A leaked draft version of a potential religious freedom order was circulating in the media and among federal staff and advocacy groups at the end of January. When White House Press Secretary Sean Spicer was asked about the draft Jan. 30, he said he would not get "ahead of the executive orders that we may or may not issue." He noted that there have been a lot of executive actions and "a lot of things that the president has talked about and will continue to fulfill, but we have nothing on that front now."
A White House official told ABC News that the leaked draft on religious freedom is one of hundreds of circulating orders that were either written by the transition team or the White House.
Although Spicer did not elaborate on the leaked document, he told reporters that freedom of religion in the U.S. should mean "people should be able to practice their religion, express their religion, express areas of their faith without reprisal."
"And I think that pendulum sometimes swings the other way in the name of political correctness," he added.
The four-page draft has raised concerns among those who said it would legalize discrimination and was too far-reaching, but University of Notre Dame law professor Richard Garnett said in an email to Catholic News Service that the "critics are dramatically overstating" what the order can do.
The draft states that "Americans and their religious organizations will not be coerced by the federal government into participating in activities that violate their consciences." It also notes that people and organizations do not "forfeit their religious freedom when providing social services, education or health care." It cites the Religious Freedom Restoration Act, which states that government "shall not substantially burden a person's exercise of religion" unless that burden "is the least restrictive means to further a compelling governmental interest."
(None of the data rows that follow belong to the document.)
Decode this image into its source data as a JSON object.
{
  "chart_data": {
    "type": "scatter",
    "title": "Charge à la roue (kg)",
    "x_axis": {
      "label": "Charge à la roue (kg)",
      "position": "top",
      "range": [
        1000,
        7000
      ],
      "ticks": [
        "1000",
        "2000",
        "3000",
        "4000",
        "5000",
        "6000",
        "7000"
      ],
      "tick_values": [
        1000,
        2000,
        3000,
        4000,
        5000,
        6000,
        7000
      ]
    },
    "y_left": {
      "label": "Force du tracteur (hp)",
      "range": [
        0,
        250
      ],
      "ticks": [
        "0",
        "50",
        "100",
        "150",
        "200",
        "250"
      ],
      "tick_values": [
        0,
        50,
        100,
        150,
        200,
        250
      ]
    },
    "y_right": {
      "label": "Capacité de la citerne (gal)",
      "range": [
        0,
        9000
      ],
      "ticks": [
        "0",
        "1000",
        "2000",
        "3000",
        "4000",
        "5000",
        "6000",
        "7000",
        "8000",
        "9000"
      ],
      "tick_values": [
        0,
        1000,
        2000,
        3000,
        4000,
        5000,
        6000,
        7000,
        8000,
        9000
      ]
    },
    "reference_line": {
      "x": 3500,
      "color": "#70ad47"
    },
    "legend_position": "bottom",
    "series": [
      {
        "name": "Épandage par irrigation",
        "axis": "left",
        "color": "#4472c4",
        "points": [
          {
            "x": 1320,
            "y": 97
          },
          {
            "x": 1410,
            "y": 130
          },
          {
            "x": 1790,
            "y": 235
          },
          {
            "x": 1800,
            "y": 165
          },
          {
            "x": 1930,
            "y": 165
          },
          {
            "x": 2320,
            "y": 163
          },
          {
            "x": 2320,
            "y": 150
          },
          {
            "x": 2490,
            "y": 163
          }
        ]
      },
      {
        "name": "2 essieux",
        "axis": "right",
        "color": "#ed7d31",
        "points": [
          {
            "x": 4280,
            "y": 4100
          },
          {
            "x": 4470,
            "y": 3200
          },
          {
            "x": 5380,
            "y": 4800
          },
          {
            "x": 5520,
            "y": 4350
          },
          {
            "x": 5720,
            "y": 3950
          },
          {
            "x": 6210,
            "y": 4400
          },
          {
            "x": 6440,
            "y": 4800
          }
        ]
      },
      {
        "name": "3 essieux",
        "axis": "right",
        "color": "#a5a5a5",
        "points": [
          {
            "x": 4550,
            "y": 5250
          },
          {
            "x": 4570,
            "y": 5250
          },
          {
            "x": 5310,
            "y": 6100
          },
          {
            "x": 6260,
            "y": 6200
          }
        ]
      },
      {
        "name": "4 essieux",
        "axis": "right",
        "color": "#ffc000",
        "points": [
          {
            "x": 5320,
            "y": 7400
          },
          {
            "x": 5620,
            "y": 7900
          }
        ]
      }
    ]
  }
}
The U.S. bishops, who have made religious liberty a priority, have not released a statement on potential executive action on religious freedom by Trump but in the online letter available for Catholics to sign stressed such an order should include some of the following measures:
-- Relief from the Affordable Care Act's contraceptive mandate. Currently, the mandate -- issued by the federal Department of Health and Human Services as part of the implementation of the health care law -- requires most religious employers to provide coverage of artificial birth control for their employees even if the employer is morally opposed to such coverage. There is a very narrow exemption for churches.
-- Preservation of tax-exempt status for nonprofit groups that hold beliefs based on marriage and human sexuality.
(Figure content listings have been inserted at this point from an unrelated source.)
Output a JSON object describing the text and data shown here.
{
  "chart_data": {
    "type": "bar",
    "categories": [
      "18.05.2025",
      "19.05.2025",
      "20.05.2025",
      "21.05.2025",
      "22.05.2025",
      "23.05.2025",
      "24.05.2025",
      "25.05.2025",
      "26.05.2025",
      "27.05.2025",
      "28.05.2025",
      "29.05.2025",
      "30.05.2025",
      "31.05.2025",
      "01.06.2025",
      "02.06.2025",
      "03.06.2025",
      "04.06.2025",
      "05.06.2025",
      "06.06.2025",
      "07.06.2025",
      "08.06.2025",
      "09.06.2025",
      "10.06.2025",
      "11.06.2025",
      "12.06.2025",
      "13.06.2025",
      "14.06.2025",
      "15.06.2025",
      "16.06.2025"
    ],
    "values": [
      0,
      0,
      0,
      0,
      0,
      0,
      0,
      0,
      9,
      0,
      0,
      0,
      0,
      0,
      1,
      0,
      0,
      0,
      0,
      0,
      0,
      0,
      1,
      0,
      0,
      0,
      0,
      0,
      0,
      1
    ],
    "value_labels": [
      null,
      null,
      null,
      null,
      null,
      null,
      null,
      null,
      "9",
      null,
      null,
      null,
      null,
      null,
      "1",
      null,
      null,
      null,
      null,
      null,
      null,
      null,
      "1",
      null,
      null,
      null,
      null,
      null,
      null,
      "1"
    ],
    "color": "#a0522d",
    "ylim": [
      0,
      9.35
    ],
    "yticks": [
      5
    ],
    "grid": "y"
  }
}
-- The ability of religious organizations that partner with the federal government to act according to their beliefs regarding marriage, human sexuality and the protection of human life at all stages.
-- The ability of religiously affiliated child welfare providers to provide adoption, foster or family support services for children that coincide with their religious beliefs.
-- Conscience protections about abortion in the individual health insurance market.
The bishops' letter said any executive order on religious freedom should make it clear that this freedom should not just be about a person's ability to freely worship but should include "the ability to act on one's beliefs."
"It should also protect individuals and families who run closely held businesses in accordance with their faith to the greatest extent possible," the letter said.